Setiap genre film memiliki daya tariknya sendiri, tetapi tidak ada yang bisa menyaingi pesona komedi romantis. Meskipun sering kali klise dan mudah ditebak, genre ini tetap memiliki tempat khusus di hati banyak orang. Sebab, di tengah kerasnya realitas, genre ini menawarkan pelarian di mana kebahagiaan terasa dekat dan akhir yang manis hampir selalu terjamin.
Di usianya yang ke dua belas tahun, Angga diperkenalkan dengan genre ini oleh Mama untuk pertama kalinya.
Awalnya, Angga tidak terlalu terkesan dengan film-film semacam itu. Namun, melihat senyum dan tawa Mama yang meluncur di sela adegan lucu, serta ekspresi tersipunya saat adegan romantis, Angga pun tanpa sadar ikut menikmati film tersebut.
Sejak saat itu, menonton film komedi romantis di ruang keluarga menjadi rutinitas mingguan Angga bersama Mama.
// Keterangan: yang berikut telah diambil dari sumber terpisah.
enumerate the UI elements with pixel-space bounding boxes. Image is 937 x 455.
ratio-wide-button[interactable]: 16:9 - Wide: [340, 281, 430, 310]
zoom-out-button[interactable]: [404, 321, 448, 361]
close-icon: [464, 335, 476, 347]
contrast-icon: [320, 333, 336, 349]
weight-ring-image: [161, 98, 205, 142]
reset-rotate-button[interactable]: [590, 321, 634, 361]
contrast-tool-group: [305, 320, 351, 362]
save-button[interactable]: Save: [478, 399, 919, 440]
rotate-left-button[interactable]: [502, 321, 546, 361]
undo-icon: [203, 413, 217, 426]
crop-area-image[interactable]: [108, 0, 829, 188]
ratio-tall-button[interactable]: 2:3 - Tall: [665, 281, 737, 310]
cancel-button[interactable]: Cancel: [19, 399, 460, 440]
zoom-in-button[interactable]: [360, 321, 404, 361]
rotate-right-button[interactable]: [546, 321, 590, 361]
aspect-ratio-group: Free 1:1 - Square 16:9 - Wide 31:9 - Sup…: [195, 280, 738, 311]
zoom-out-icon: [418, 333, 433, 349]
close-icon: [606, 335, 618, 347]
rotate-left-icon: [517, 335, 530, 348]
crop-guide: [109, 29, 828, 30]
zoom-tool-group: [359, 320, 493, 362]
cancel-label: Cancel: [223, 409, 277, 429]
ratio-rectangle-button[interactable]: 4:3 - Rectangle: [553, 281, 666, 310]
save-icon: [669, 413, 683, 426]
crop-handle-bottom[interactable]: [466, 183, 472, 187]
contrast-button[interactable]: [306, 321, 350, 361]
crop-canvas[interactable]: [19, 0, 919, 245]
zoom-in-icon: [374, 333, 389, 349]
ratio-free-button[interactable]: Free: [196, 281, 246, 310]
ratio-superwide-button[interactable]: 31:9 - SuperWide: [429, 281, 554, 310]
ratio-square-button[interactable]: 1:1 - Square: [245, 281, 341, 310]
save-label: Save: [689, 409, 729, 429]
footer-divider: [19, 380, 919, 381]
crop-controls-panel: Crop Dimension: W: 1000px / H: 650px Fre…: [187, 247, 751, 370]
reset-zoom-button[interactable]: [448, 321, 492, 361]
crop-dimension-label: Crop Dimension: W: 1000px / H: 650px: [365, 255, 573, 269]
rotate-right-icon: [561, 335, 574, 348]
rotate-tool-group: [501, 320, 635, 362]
Mereka tidak pernah bosan meskipun mengulang film yang sama untuk kesekian kalinya.
“What makes you so in love with this kind of movie, Ma?” tanya Angga suatu hari, di sela-sela adegan lucu yang membuat Mama tertawa geli.
“The happy endings,” jawab Mama tanpa melepas fokus dari layar televisi. “Mama suka happy ending-nya,”
“Do you have one?”
“A happy ending?” Mama menoleh. “Of course I do.” Ia merangkul Angga dengan erat dan mengecup puncak kepalanya. “You. You are my happy ending. You and your dad.”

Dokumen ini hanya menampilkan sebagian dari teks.